Adam Clarke, Commentary on Colossians 2:16
Baptist theologian John Gill, successor of the great Charles Spurgeon, comments something similar in his commentary on the same verse:
Or of the sabbath days, or “sabbaths”; meaning the jubilee sabbath, which was one year in fifty; and the sabbath of the land, which was one year in seven; and the seventh day sabbath, and some copies read in the singular number, “or of the sabbath”; which were all peculiar to the Jews, were never binding on the Gentiles, and to which believers in Christ, be they who they will, are by no means obliged; nor ought they to observe them, the one any more than the other; and should they be imposed upon them, they ought to reject them; and should they be judged, censured, and condemned, for so doing, they ought not to mind it. It is the sense of the Jews themselves, that the Gentiles are not obliged to keep their sabbath;
John Gill, Commentary on Colossians 2:16
It is individuals like this that the SDA Church will often point to in this discussion to try and bolster their own view saying something to the effect of “all Christians believed like we do on the sabbath, it’s only in recent years this has changed.” Yet like with the others mentioned, Adam Clarke and John Gill were not seventh day sabbatarians. They did not have a Great Controversy worldview. They did not believe the same thing about the sabbath that the SDA Church does. Not with regards to the day nor what the sabbath is ultimately about. These appeals by the SDA Church are superficial at best.
The issue with the Seventh-Day Adventist teaching regarding the sabbath is not the sabbath itself, but what they claim about the topic and the baggage they bring and attach to it by way of the Great Controversy worldview. When the SDA Church makes the charge that Christians believe the first day is the Christian sabbath, this is coming from the SDA Pioneers who lived in a time where that was the commonly held belief.
The SDA movements sabbath pioneers, such as Joseph Bates, simply borrowed the arguments they heard from the likes of Thomas Watson, Adam Clarke, etc. and used them to support their own position with one caveat—Watson and the other Christians they referenced were universally wrong about the day. This shows they did not understand who they were borrowing from and the core component in the discussion—the new creation. They understood that the substance of the Sabbath is Jesus Christ and the sabbath day points to that as a memorial.
Whereas the SDA Church has made the seventh day a substantive part of the sabbath, so much so they think it is eternal, making it the the seal of God, the dividing line between who is and isn’t actually saved, and numerous other theological novelties that are entirely foreign to scripture.

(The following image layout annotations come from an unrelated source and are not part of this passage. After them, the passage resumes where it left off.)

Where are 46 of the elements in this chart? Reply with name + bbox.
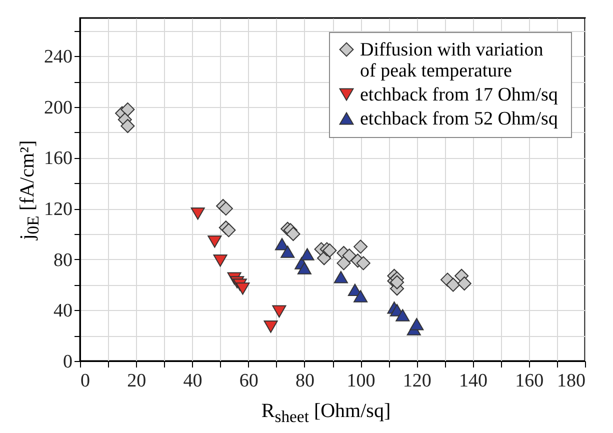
- x-tick-label: 60: [239, 370, 258, 392]
- y-tick-label: 200: [44, 97, 72, 118]
- point: [272, 305, 286, 318]
- point: [190, 207, 205, 220]
- y-tick-label: 160: [44, 148, 72, 170]
- point: [236, 282, 250, 295]
- point: [213, 254, 228, 267]
- point: [218, 202, 233, 216]
- point: [322, 243, 337, 258]
- point: [264, 320, 278, 333]
- x-tick-label: 140: [459, 370, 488, 392]
- point: [342, 248, 356, 263]
- point: [300, 248, 314, 260]
- point: [286, 226, 300, 241]
- x-tick-label: 40: [183, 370, 202, 392]
- point: [222, 223, 236, 238]
- point: [120, 102, 135, 116]
- x-tick-label: 160: [515, 370, 544, 392]
- legend-label: etchback from 52 Ohm/sq: [360, 108, 558, 130]
- point: [410, 318, 424, 330]
- point: [356, 256, 370, 270]
- y-tick-label: 0: [63, 352, 72, 372]
- x-tick-label: 80: [295, 370, 314, 392]
- point: [390, 275, 404, 290]
- y-tick-label: 240: [44, 46, 72, 68]
- point: [120, 118, 135, 133]
- x-tick-label: 0: [80, 370, 90, 392]
- y-tick-label: 40: [54, 300, 72, 322]
- x-tick-label: 20: [127, 370, 146, 392]
- point: [297, 262, 312, 274]
- point: [396, 309, 410, 322]
- x-tick-label: 180: [557, 370, 586, 392]
- y-tick-label: 120: [44, 199, 72, 220]
- x-tick-label: 120: [402, 370, 432, 392]
- x-tick-label: 100: [346, 370, 376, 392]
- point: [208, 235, 222, 248]
- point: [336, 256, 351, 270]
- point: [446, 278, 460, 292]
- y-tick-label: 80: [54, 250, 72, 271]
- point: [457, 276, 472, 291]
- point: [354, 290, 368, 302]
- legend-label: etchback from 17 Ohm/sq: [360, 84, 558, 106]
- x-axis-title: R$_{sheet}$ [Ohm/sq]: [261, 400, 391, 427]
- point: [354, 240, 368, 254]
- point: [280, 246, 295, 258]
- point: [334, 271, 348, 284]
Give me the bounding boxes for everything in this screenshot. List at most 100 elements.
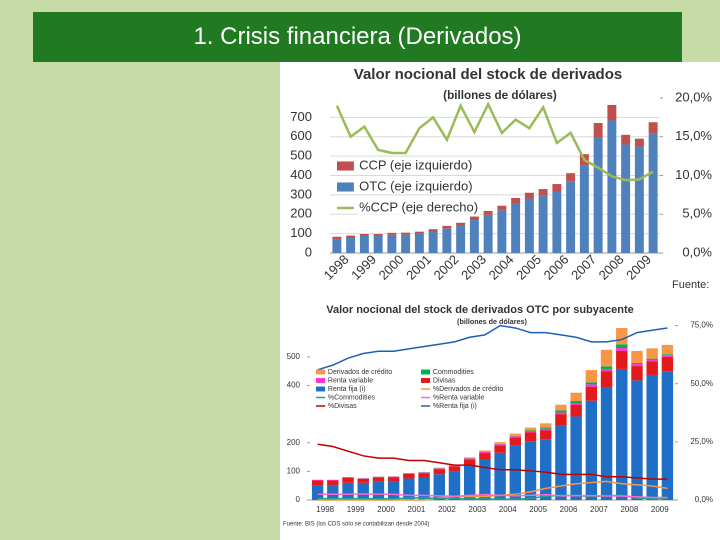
chart-subtitle: (billones de dólares) [457, 317, 527, 326]
bar-segment [600, 349, 613, 367]
bar-segment [387, 477, 400, 482]
bar-segment [342, 477, 354, 478]
bar-segment [357, 478, 369, 483]
bar-segment [494, 444, 506, 446]
bar-segment [428, 229, 438, 232]
bar-segment [403, 478, 415, 500]
bar-segment [372, 481, 385, 500]
bar-segment [342, 482, 354, 500]
bar-segment [631, 362, 643, 365]
bar-segment [332, 236, 342, 240]
y-tick-label: 100 [290, 225, 312, 240]
bar-segment [648, 133, 658, 253]
bar-segment [387, 476, 400, 478]
bar-segment [600, 368, 613, 372]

At Answering Adventism we affirm the Christian Sabbath position because it is biblically grounded. We reject the SDA Church’s interpretation and refuse to let any group diminish the true significance of the Sabbath. The Sabbath points to Jesus Christ, the substance of the Sabbath, reminding us of His completed work of redemption and the promise of entering God’s eternal rest—the true Promised Land. The day that memorializes this reality in the new creation is the first day—the day God in Christ accomplished the work or re-creation and entered His rest ahead of us (Hebrews 4:10).
The Christian sabbath is not the same thing the SDA Church claims simply on a different day.